Transportation Committee could be useful to reconvene, P&Z chairman says
A Danville committee that looked at issues concerning transportation and traffic, including the controversial “road diet” proposal from 2013 and 2014, has not met for years. A member from when the committee met, Planning and Zoning Chairman Jerry Leber, says it could be useful to have that committee around again.
Pedestrian and traffic safety in downtown Danville are once again topics of discussion in the community, Leber said at last week’s Danville-Boyle County Planning and Zoning Commission meeting.
When Danville’s Transportation Advisory Committee used to meet, it would review safety issues, signage, issues with streets, sidewalk improvements and more, Leber said.
“We were only a recommended committee — we had no authority to take action on anything,” he said. “We just recommended to the county or the city if needed.”
Leber commented on the Transportation Advisory Committee while P&Z was making its annual appointments of officers and committee representatives last week. He said there had been efforts to restart the committee in the past, but none recently.
Asked after the meeting if he wanted to see the committee begin meeting again, Leber said, “I don’t think it would be a bad idea.”
“I think we had some real high-quality discussions,” he said.
Leber said those discussions included when the committee took up the issue of a “road diet” for downtown Danville that was proposed by the state Transportation Cabinet.
In 2013 and 2014, The Kentucky Transportation Cabinet put forward the idea of changing Main Street from two lanes in each direction to one lane in each direction, with a center turning lane and bike lanes.
The state “desires for us to do the road diet,” City Engineer Earl Coffey told the Transportation Committee on Jan. 2, 2014. But state officials would go with whatever recommendation Danville made, Coffey said. The Transportation Committee ultimately supported a recommendation against the road diet and the state canceled the plan on April 9, 2014.
Danville Mayor Mike Perros said Friday the Transportation Committee has not met for almost two years.
“I think the decision was just to let it go away naturally,” he said. “We already have 13 committees — advisory committees — and that’s a whole lot to keep up with. Because this is one that had not met for so long, we felt like maybe there wasn’t a need there and we just let it go away.”
Perros said it’s usually up to the people put on a city committee to continue meeting regularly and come up with recommendations. He wasn’t sure “one way or the other” about whether bringing back the committee would be useful. The city is already working to tackle issues of safety in downtown Danville, most notably through a streetscape grant it hopes to hear word on “any day,” he said.
“The issue of pedestrian safety is an issue that rests with the City of Danville and the Department of Transportation, particularly District 7, of which the city is a part,” he said. “So, with respect to what can get done, it has to get done between those two entities. … In that context, we all know what the issues and problems are. And those solutions are largely already being addressed by the city and DOT.”
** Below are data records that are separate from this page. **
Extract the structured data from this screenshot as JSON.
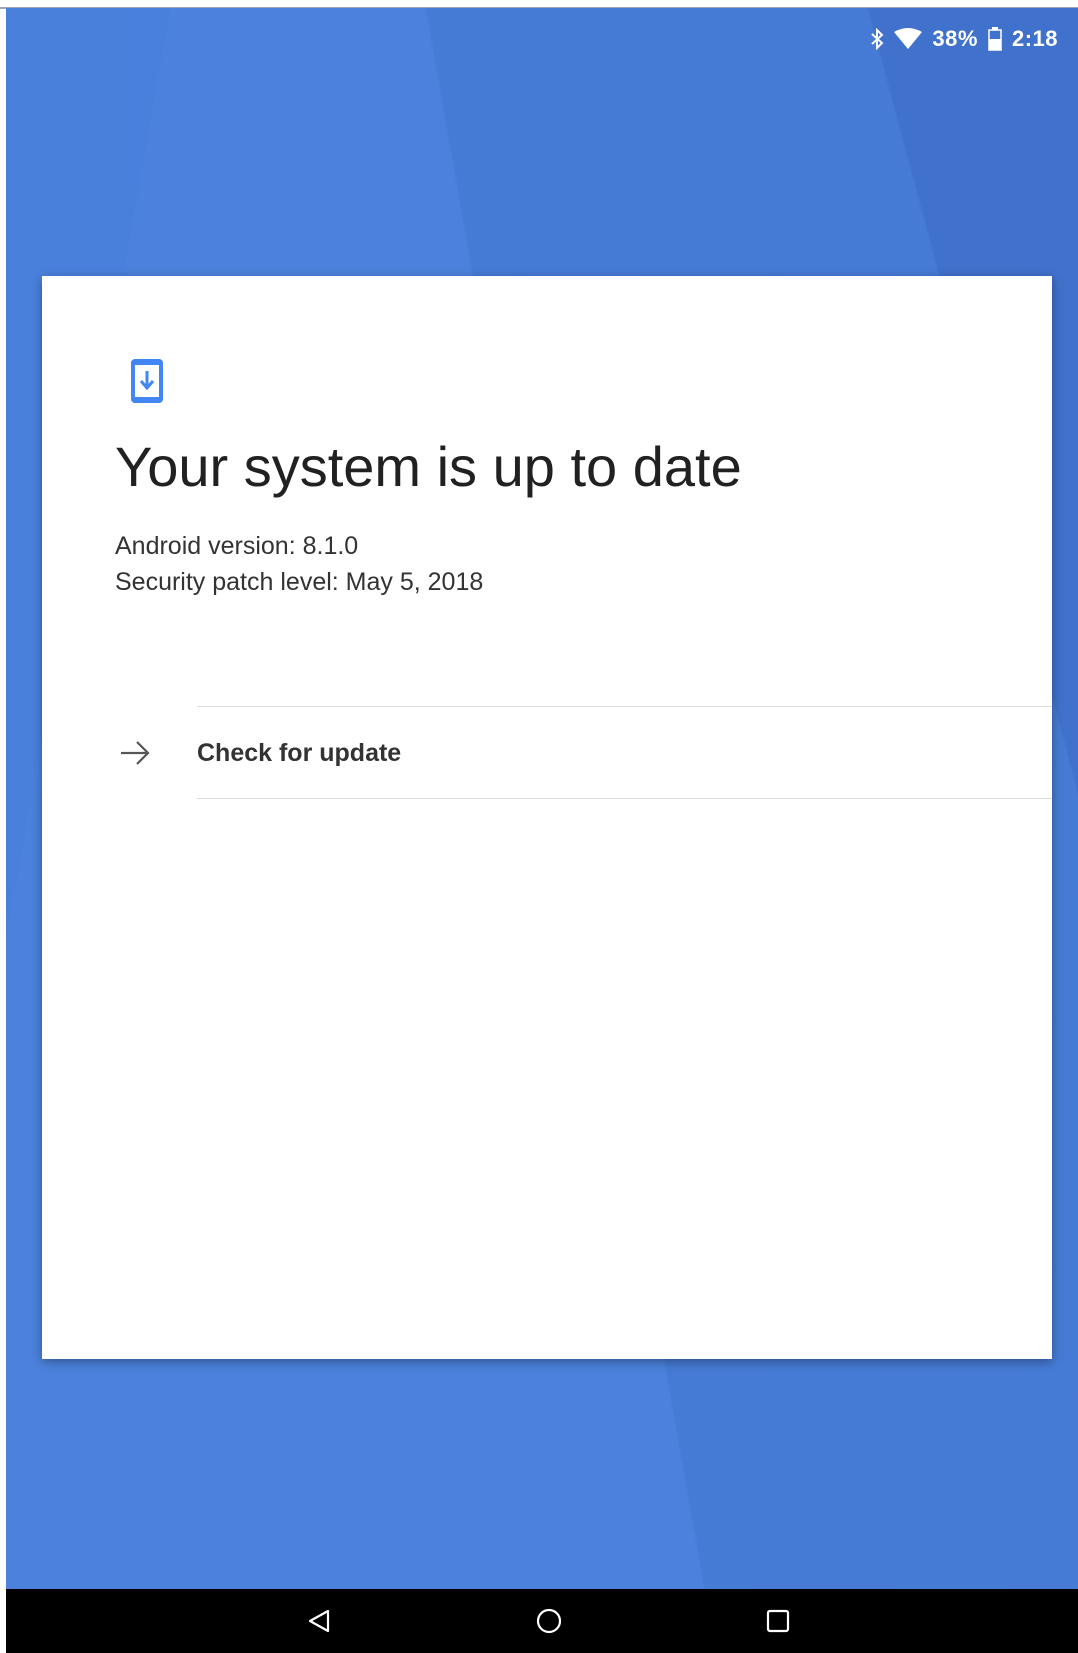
{
  "status_bar": {
    "battery_percent": "38%",
    "time": "2:18",
    "icons": [
      "bluetooth-icon",
      "wifi-icon",
      "battery-icon"
    ]
  },
  "card": {
    "icon": "system-update-icon",
    "title": "Your system is up to date",
    "android_version": "Android version: 8.1.0",
    "security_patch": "Security patch level: May 5, 2018",
    "action": {
      "icon": "arrow-right-icon",
      "label": "Check for update"
    }
  },
  "nav_bar": {
    "buttons": [
      "back-icon",
      "home-icon",
      "recents-icon"
    ]
  },
  "colors": {
    "background": "#4a80dc",
    "card": "#ffffff",
    "accent": "#4285f4",
    "nav_bar": "#000000"
  }
}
“Do we have a need for more interaction between the city and DOT in regards to our traffic issues in downtown Danville? Absolutely,” Perros continued. “And we will be doing that.”
Perros said the streetscape grant “will go a long way toward providing for some pedestrian safety issues.”
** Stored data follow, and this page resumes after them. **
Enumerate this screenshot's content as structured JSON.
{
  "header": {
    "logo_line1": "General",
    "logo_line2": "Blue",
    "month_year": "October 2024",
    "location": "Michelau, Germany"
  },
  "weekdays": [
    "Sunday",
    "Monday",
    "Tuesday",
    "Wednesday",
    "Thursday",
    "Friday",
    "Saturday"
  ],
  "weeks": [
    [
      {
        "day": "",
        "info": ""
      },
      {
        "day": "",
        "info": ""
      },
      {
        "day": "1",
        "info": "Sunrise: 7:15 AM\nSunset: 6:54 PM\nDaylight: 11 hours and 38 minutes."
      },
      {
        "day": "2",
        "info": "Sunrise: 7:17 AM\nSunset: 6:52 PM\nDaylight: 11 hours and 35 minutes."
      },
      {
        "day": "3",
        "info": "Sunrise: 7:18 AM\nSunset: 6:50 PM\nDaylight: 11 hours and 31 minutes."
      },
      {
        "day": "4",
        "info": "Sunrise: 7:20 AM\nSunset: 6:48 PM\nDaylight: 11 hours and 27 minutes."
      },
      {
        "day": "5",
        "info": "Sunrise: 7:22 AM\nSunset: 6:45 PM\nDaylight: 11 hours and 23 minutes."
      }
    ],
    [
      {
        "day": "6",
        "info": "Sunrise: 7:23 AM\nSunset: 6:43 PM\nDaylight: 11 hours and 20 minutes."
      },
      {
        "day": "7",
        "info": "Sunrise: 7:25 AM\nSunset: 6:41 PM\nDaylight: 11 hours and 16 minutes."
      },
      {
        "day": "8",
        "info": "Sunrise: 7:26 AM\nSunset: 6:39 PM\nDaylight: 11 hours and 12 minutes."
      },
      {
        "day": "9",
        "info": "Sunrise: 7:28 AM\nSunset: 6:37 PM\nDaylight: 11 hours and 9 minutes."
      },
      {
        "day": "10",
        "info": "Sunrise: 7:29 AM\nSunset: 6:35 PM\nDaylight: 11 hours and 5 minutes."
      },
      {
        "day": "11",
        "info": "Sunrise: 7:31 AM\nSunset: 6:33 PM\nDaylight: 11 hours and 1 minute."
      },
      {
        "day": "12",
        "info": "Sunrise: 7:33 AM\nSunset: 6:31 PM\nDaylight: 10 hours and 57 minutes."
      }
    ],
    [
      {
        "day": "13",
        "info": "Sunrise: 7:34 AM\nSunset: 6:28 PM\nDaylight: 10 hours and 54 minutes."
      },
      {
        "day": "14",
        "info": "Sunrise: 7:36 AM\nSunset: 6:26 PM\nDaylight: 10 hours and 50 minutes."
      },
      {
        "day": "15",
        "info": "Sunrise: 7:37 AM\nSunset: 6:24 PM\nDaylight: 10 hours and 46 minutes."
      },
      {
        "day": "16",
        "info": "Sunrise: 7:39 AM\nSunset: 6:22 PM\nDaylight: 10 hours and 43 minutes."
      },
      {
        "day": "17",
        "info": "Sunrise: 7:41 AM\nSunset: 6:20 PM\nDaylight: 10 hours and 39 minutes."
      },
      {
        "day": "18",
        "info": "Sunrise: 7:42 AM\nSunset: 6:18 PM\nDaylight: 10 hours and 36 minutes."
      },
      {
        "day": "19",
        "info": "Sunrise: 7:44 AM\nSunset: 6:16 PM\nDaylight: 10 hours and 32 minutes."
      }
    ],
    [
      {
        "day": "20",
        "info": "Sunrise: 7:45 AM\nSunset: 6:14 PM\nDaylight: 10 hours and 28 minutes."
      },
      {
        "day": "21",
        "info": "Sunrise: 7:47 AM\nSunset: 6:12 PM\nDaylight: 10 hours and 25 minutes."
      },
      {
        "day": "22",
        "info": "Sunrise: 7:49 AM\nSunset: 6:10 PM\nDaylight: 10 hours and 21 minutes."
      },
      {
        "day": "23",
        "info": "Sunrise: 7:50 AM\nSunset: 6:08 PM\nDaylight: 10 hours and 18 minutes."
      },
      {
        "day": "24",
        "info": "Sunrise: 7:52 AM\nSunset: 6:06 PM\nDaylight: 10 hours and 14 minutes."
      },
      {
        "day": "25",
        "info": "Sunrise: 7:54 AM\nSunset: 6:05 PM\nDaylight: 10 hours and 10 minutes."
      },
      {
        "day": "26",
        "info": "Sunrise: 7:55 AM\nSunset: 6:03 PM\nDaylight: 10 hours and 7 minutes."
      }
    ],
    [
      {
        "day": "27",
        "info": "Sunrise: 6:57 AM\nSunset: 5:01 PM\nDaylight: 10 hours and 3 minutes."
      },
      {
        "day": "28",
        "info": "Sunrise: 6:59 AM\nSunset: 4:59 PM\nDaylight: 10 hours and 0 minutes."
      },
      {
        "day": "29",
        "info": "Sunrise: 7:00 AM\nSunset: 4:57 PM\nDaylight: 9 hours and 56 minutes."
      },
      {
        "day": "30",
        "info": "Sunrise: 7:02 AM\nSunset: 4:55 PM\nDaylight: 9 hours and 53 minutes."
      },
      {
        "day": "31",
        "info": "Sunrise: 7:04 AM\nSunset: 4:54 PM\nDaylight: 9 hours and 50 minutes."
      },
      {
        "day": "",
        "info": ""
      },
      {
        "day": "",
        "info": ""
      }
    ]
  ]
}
The city is seeking close to $1 million in funding for the streetscape project, which would improve pedestrian walkways, traffic lights and road markings between Second and Fourth streets on Main Street.
“There’s still a long way to go and there are still a lot of things that can be done of an incremental nature that can be done and should be done because they’re not that complicated and involved,” Perros said.
Perros said he wants to “underscore that every committee is an advisory committee” that makes recommendations to Danville City Commission. It’s up to city commissioners to decide what to do with those recommendations.